Ingredients for crust:
- 225 gm. plain flour
- 125 gm. butter
- 55 gm. icing sugar
- 100gm Chocolate Chips
- 1 egg, whisked
- 1 dash vanilla extract
Ingredients for custard:
- 3 eggs
- 110 gm. caster sugar
- 225 gm. hot water
- 85 gm. evaporated milk
- 1/2 tsp. vanilla extract
Directions for crust:
- Place butter at room temperature until softened. Cream the butter and sugar with an electric mixer over medium speed until the mixture is smooth, fluffy and light in color.
- Add in whisked egg, half at a time, beat over low speed. Add vanilla extract, mix well.
- Sift in flour and chocolate chips, scraping down the sides of the bowl between additions with a spatula, and make sure all ingredients combine well.

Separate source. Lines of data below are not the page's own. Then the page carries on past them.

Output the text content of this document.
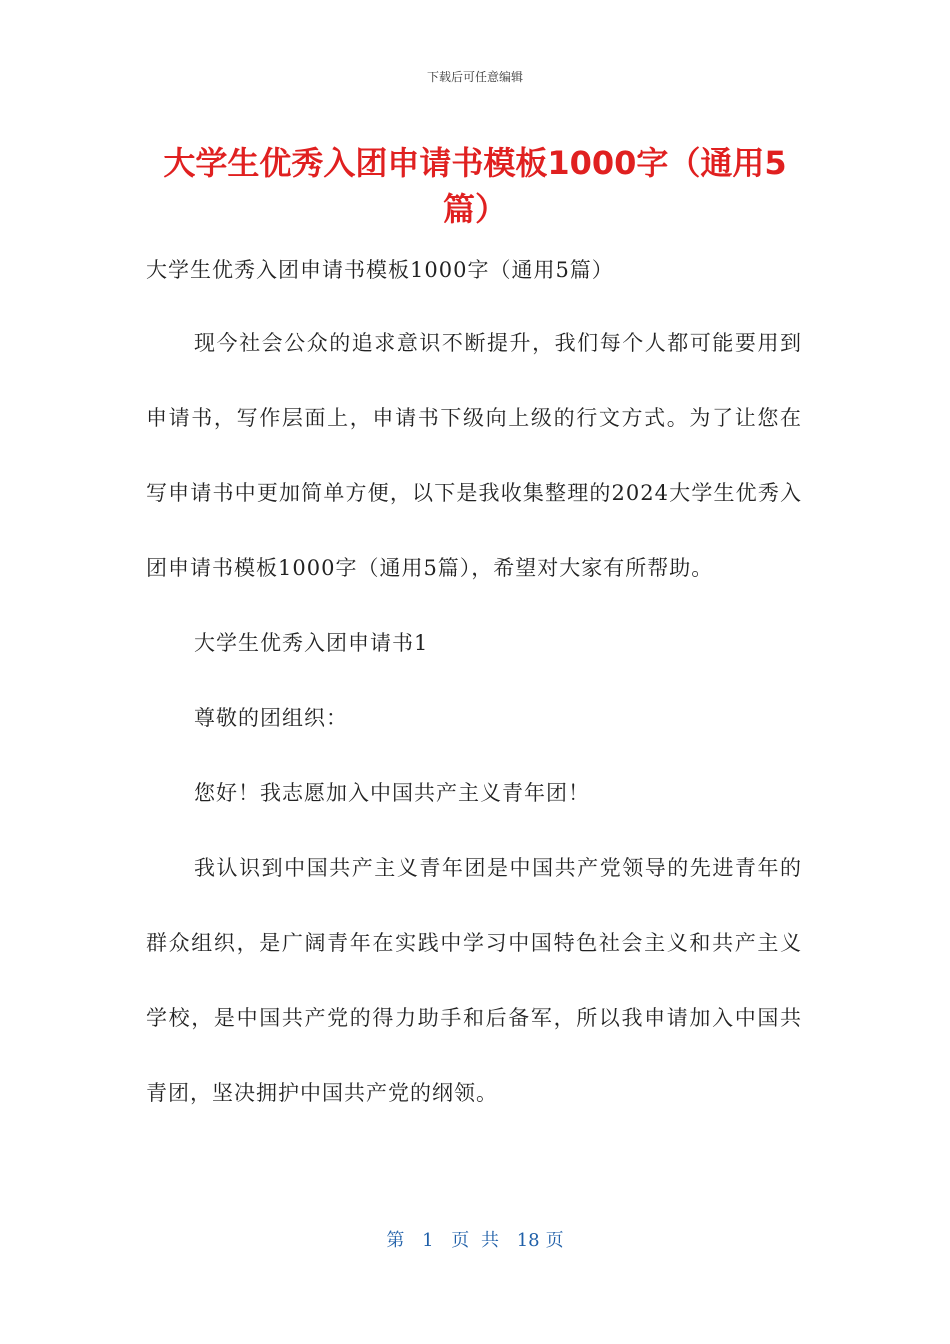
下载后可任意编辑
大学生优秀入团申请书模板1000字（通用5篇）

大学生优秀入团申请书模板1000字（通用5篇）

现今社会公众的追求意识不断提升，我们每个人都可能要用到申请书，写作层面上，申请书下级向上级的行文方式。为了让您在写申请书中更加简单方便，以下是我收集整理的2024大学生优秀入团申请书模板1000字（通用5篇），希望对大家有所帮助。

大学生优秀入团申请书1

尊敬的团组织：

您好！我志愿加入中国共产主义青年团！

我认识到中国共产主义青年团是中国共产党领导的先进青年的群众组织，是广阔青年在实践中学习中国特色社会主义和共产主义学校，是中国共产党的得力助手和后备军，所以我申请加入中国共青团，坚决拥护中国共产党的纲领。

第 1 页 共 18 页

Knead into dough.
- Roll out the dough to a 1/2 cm thickness. Cut dough with a cookie cutter that is just a bit smaller than your tart tin in size. Line dough in the middle of tart tins, one by one. Lightly press the dough with your thumbs, starting from the bottom then up to the sides. While pressing the dough, turn the tart tin clockwise/anti-clockwise in order to make an even tart shell. Trim away any excess dough.
Directions for custard:
- Add sugar into hot water, mix until completely dissolved.
- Whisk egg with evaporated milk. Pour in sugar water. Mix well.
- Sift egg mixture to get rid of any foam into a tea pot. Carefully pour egg mixture into each tart shell.
Directions for baking tarts:
- Preheat oven to 200 degrees Celsius. Position rack in lower deck of oven. Bake tarts for 10 to 15 minutes until the edges are lightly brown.
- Lower the heat to 180 degrees Celsius. Keep an eye on them. Once you see the custard being puffed up a bit, pull the oven door open about 2 to 3 inches. Bake for another 10 to 15 minutes until the custard is cooked through. Just insert a toothpick into the custard. If it stands on its own, it's done.